The airline already has a policy of not serving or selling peanuts as snacks on their flights, as well as making a pre-flight announcement to advise customers. However despite this, they cannot stop passengers from bringing their own snacks on board, such as nuts, if they are pre-sealed.
A common misconception about flying with a nut allergy is that it is similar to other food allergens, such as gluten, in which the individual may just experience a rash or stomach upset. This is not the case. Those with suffer with nut allergies, often are prone to more severe reactions called anaphylaxis. Symptoms include swelling of the lips and face, difficulty breathing due to closure of the airways, as well as hives and itching. A reaction can occur from exposure to the nut and/or nut protein either directly or airborne.
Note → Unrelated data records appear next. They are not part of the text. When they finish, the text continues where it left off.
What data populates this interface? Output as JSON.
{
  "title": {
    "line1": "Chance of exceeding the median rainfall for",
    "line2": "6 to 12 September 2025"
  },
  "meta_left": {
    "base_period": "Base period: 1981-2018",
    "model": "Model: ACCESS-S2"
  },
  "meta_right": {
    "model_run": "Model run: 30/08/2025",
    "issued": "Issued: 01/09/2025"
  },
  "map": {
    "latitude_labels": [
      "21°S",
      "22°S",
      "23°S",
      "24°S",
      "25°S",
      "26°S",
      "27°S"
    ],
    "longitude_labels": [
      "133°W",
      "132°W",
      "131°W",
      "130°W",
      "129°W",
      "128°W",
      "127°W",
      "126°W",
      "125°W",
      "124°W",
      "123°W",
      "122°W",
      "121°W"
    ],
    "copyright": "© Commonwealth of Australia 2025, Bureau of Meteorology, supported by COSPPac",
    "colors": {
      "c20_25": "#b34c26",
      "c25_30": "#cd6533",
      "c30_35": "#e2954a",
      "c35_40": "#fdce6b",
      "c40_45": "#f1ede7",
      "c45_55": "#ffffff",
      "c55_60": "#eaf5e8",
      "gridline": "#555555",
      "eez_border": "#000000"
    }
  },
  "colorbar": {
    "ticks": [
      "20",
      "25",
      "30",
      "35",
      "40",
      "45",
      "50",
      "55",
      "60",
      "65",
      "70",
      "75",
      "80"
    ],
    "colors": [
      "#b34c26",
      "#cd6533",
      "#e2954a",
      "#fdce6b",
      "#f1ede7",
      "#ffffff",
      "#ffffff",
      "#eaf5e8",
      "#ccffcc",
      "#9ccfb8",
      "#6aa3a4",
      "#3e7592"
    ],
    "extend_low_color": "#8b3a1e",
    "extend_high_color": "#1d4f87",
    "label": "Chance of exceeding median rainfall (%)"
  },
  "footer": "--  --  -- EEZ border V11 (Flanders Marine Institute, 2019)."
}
In the event of a nut reaction Epi-pens are commonly used, however these do not 'cure' the anaphylaxis, but simply slow it down (giving an extra 45 minutes or so until the individual can reach a hospital). The plane will have to make an emergency landing - and this can be tricky to do if you're over a large area of sea!
British Airways representative, Gwen Smith, stated that, 'The British Airways PA announcements are a big win for the food allergy community. Given the growing nature of food allergies, food allergic passengers can choose to fly with British Airways who treat their food allergy with dignity and respect."
If you are travelling with a nut allergy, it is essential that you inform the airline staff. Tell them that you have an allergy (as well as the severity) upon boarding the plane and advise them of your seat number. Always bring your medication with you in case of anaphylaxis - having only one Epi-pen with you may not be enough, so it is important to always carry multiple backups with you. Often there isn't allergy free food options on board, however airlines allow you to bring your own food, so long as it is pre-sealed and meets airline food rules.